ZK-WAGON: Imperceptible Watermark for Image Generation Models using ZK-SNARKs
Aadarsh Anantha Ramakrishnan , Shubham Agarwal , Selvanayagam S , Kunwar Singh
Published on arXiv
2510.01967
Output Integrity Attack
OWASP ML Top 10 — ML09
Key Finding
Demonstrates a verifiable, imperceptible watermarking pipeline for both GAN and diffusion models that proves image origin via ZK-SNARKs without leaking any model internals.
ZK-WAGON (SL-ZKCC)
Novel technique introduced
As image generation models grow increasingly powerful and accessible, concerns around authenticity, ownership, and misuse of synthetic media have become critical.

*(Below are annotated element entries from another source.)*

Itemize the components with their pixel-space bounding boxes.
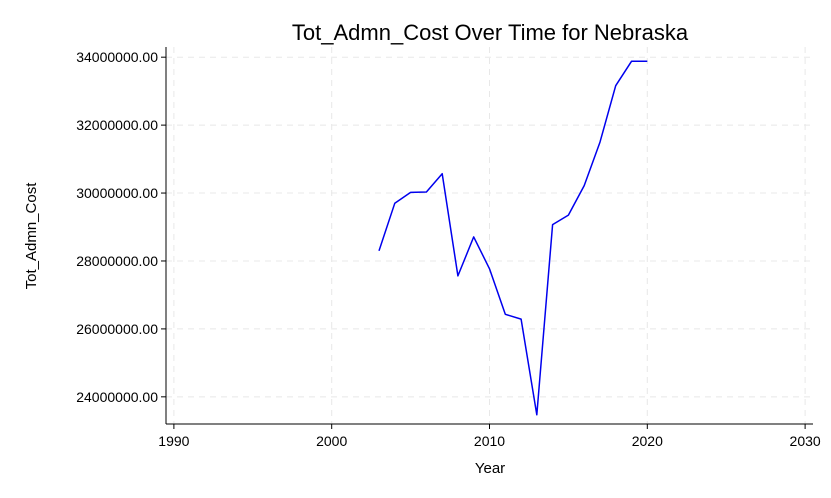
grid-lines [166,47,813,424]
x-axis-ticks: 1990 2000 2010 2020 2030 [158,424,821,449]
x-tick-label: 2010 [474,433,505,449]
series-line [378,60,648,416]
y-tick-label: 24000000.00 [76,389,158,405]
x-axis-label: Year [475,460,505,477]
x-tick-label: 2020 [632,433,663,449]
series-layer [378,60,648,416]
y-tick-label: 26000000.00 [76,321,158,337]
y-axis-label: Tot_Admn_Cost [23,182,40,290]
y-tick-label: 32000000.00 [76,117,158,133]
x-tick-label: 2000 [316,433,347,449]
y-tick-label: 34000000.00 [76,49,158,65]
x-tick-label: 2030 [790,433,821,449]
y-tick-label: 30000000.00 [76,185,158,201]
chart-title: Tot_Admn_Cost Over Time for Nebraska [292,20,689,45]
y-axis-ticks: 24000000.00 26000000.00 28000000.00 3000000… [76,49,166,405]
x-tick-label: 1990 [158,433,189,449]
y-tick-label: 28000000.00 [76,253,158,269]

The ability to generate lifelike images indistinguishable from real ones introduces risks such as misinformation, deepfakes, and intellectual property violations. Traditional watermarking methods either degrade image quality, are easily removed, or require access to confidential model internals - making them unsuitable for secure and scalable deployment. We are the first to introduce ZK-WAGON, a novel system for watermarking image generation models using the Zero-Knowledge Succinct Non Interactive Argument of Knowledge (ZK-SNARKs). Our approach enables verifiable proof of origin without exposing model weights, generation prompts, or any sensitive internal information. We propose Selective Layer ZK-Circuit Creation (SL-ZKCC), a method to selectively convert key layers of an image generation model into a circuit, reducing proof generation time significantly. Generated ZK-SNARK proofs are imperceptibly embedded into a generated image via Least Significant Bit (LSB) steganography. We demonstrate this system on both GAN and Diffusion models, providing a secure, model-agnostic pipeline for trustworthy AI image generation.
Key Contributions
- First system combining ZK-SNARKs with image watermarking, enabling verifiable proof of model origin without exposing model weights, prompts, or internal parameters
- Selective Layer ZK-Circuit Creation (SL-ZKCC), a method to convert only key model layers into ZK circuits, significantly reducing proof generation overhead
- End-to-end model-agnostic pipeline that imperceptibly embeds ZK-SNARK proofs into generated images via LSB steganography, demonstrated on both GANs and diffusion models
🛡️ Threat Analysis
The watermark (ZK-SNARK proof) is embedded into the IMAGE OUTPUT via steganography — not into model weights — with the explicit goal of content provenance verification for AI-generated images. This is squarely content watermarking to trace and authenticate model-generated outputs, directly addressing synthetic media authenticity and deepfake attribution concerns.